The technique referred to as “dynamical downscaling”, which involves the use of regional climate models to dynamically infer the effects of large-scale climate processes at local scales, has proved to be an effective way to simulate precipitation at high resolution. Moreover, with advancements in supercomputing capabilities, dynamical downscaling is now progressing to the kilometer scale. Previous studies have shown that kilometer-scale dynamical downscaling models (DDMs) capture precipitation characteristics more realistically than DDMs operating at scales of several tens of kilometers. However, our understanding of the mechanism behind the advantages of kilometer-scale simulation remains limited.
Professor Yanhong Gao and her research team from Fudan University, China, have explored a large number of DDMs at quarter-degree resolution (approximately 25–30 km), and took the lead in conducting 4-km grid spacing simulations over the Tibetan Plateau. Then, more recently, they conducted experiments with two DDMs at the 2-km scale and the traditional quarter-degree resolution in a domain covering the densely populated and economically developed region of eastern China. The relationships between topography and precipitation were established using the method of “multi-scale geographically weighted regression” (MGWR), and the results were evaluated against weather station observations.

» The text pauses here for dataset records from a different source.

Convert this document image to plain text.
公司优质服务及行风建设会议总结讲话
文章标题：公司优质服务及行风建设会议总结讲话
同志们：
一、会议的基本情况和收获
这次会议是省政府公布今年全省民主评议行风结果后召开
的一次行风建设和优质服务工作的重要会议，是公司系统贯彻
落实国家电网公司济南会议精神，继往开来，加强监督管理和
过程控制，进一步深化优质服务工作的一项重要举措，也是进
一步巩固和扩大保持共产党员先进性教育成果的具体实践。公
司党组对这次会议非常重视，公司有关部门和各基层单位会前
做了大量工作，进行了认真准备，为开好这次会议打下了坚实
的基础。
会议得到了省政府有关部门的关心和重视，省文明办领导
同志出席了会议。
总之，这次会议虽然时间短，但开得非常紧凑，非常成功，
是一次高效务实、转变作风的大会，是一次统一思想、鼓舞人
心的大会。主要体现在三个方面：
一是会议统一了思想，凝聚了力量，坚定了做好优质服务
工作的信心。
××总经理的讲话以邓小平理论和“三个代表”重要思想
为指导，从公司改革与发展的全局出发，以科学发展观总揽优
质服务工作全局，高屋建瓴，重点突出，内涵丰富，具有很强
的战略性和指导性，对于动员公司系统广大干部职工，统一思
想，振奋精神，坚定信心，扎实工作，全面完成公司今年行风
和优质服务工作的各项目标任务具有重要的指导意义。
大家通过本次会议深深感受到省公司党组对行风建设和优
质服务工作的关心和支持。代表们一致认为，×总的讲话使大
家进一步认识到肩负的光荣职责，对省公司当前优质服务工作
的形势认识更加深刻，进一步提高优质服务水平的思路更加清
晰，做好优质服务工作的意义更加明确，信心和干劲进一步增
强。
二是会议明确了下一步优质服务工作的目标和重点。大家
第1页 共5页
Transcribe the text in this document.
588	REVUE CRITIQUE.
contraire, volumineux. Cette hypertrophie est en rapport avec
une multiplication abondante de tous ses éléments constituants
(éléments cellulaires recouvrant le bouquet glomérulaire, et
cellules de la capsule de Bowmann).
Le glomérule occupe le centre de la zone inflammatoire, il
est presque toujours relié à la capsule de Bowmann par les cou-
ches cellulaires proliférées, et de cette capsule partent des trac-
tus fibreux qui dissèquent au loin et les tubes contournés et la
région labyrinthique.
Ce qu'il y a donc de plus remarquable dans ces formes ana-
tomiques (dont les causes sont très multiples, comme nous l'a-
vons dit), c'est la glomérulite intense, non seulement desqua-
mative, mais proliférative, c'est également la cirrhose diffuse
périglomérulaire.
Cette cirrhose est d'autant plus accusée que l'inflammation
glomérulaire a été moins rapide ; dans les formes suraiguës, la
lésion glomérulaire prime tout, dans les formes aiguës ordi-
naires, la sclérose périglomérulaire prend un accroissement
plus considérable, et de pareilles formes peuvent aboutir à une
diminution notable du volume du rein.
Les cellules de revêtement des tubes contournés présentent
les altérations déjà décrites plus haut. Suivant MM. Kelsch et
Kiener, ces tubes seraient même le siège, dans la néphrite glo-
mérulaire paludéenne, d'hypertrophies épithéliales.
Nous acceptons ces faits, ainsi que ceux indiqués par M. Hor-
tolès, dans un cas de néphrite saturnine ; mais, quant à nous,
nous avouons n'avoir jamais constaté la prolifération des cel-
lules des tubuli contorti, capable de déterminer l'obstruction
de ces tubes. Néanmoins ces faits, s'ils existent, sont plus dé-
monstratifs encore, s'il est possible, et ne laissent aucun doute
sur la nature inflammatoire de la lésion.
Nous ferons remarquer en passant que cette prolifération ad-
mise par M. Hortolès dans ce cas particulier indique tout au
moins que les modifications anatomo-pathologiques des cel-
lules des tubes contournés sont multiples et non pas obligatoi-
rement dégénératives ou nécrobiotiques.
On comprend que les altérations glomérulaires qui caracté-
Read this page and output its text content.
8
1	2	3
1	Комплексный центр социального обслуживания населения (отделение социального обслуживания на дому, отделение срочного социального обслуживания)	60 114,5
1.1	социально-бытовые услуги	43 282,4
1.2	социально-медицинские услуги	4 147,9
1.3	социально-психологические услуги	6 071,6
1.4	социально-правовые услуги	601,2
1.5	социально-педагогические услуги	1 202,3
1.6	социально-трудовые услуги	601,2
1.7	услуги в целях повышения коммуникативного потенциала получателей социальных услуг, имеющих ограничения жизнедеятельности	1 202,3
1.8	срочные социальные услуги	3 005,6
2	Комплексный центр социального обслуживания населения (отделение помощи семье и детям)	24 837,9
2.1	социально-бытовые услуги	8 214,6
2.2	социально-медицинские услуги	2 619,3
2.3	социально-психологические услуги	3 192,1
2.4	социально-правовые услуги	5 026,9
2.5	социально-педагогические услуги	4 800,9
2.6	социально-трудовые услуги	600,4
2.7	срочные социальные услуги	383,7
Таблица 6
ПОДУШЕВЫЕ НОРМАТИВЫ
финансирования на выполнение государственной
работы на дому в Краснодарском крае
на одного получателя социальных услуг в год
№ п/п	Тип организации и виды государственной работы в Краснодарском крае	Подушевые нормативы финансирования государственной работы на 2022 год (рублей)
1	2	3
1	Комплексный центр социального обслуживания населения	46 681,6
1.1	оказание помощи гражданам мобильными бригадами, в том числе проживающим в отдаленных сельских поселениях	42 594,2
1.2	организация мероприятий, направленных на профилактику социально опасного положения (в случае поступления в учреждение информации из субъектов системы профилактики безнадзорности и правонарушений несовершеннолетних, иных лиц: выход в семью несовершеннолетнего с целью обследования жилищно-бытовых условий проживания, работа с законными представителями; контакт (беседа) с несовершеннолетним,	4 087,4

Firstly, they reconfirmed that kilometer-scale DDMs better describe the observed precipitation characteristics than DDMs operating at quarter-degree resolution. Then, delving deeper into the reasons why, it was found that the small-scale topography played a dominant role in the observed precipitation distribution at most weather stations in eastern China, and the kilometer-scale DDM reproduced these observed effects of topography on precipitation more accurately than the quarter-degree DDM. These results have been published in Atmospheric and Oceanic Science Letters.
The important influences of topography on the formation and distribution of precipitation have been recognized in many studies. Based on this consensus, Prof. Gao and her team selected five topographical factors commonly used in studies of the relationships between topography and precipitation—namely, topographical elevation, topographical slope, topographical relief, distance from coastline, and prevailing wind direction. Several regression methods were compared and the MGWR method was found to perform the best in exhibiting the influence of the topographical factors on the spatial distribution of precipitation. This was because of its advantages in reflecting the scale effects of the different factors on the distribution of the precipitation based on the bandwidth; that is, a factor with a smaller bandwidth had a stronger influence on the spatial heterogeneity of precipitation.
According to the weather station observations, the topographical relief, topographical elevation, and distance from the coastline all had small bandwidths and showed important influences on the heterogeneity of the precipitation distribution in eastern China. Among them, the topographical relief was the dominant local factor at about 3/4 of the stations.
“Compared with the quarter-degree DDM, the kilometer-scale simulation had the advantages of a finer horizontal resolution and, furthermore, it was able to more precisely describe the sub-grid topographical features and capture the influences of sub-grid surface variations in precipitation. The discrepancies arising from coarse-resolution modeling of the topography–precipitation relationship might be a cause of mismatched precipitation between observations and simulations,” explains Prof. Gao. “This implies a potential way forward for improving the simulation of precipitation.”
By expounding the mechanisms underpinning the differences between kilometer-scale and quarter-degree DDM results from the perspective of the relationships between topography and precipitation in eastern China, this research emphasizes the key role played by sub-grid variations in the underlying surface in the simulation of precipitation. This could prove crucial as attempts are made to further improve the simulation performance of numerical weather models.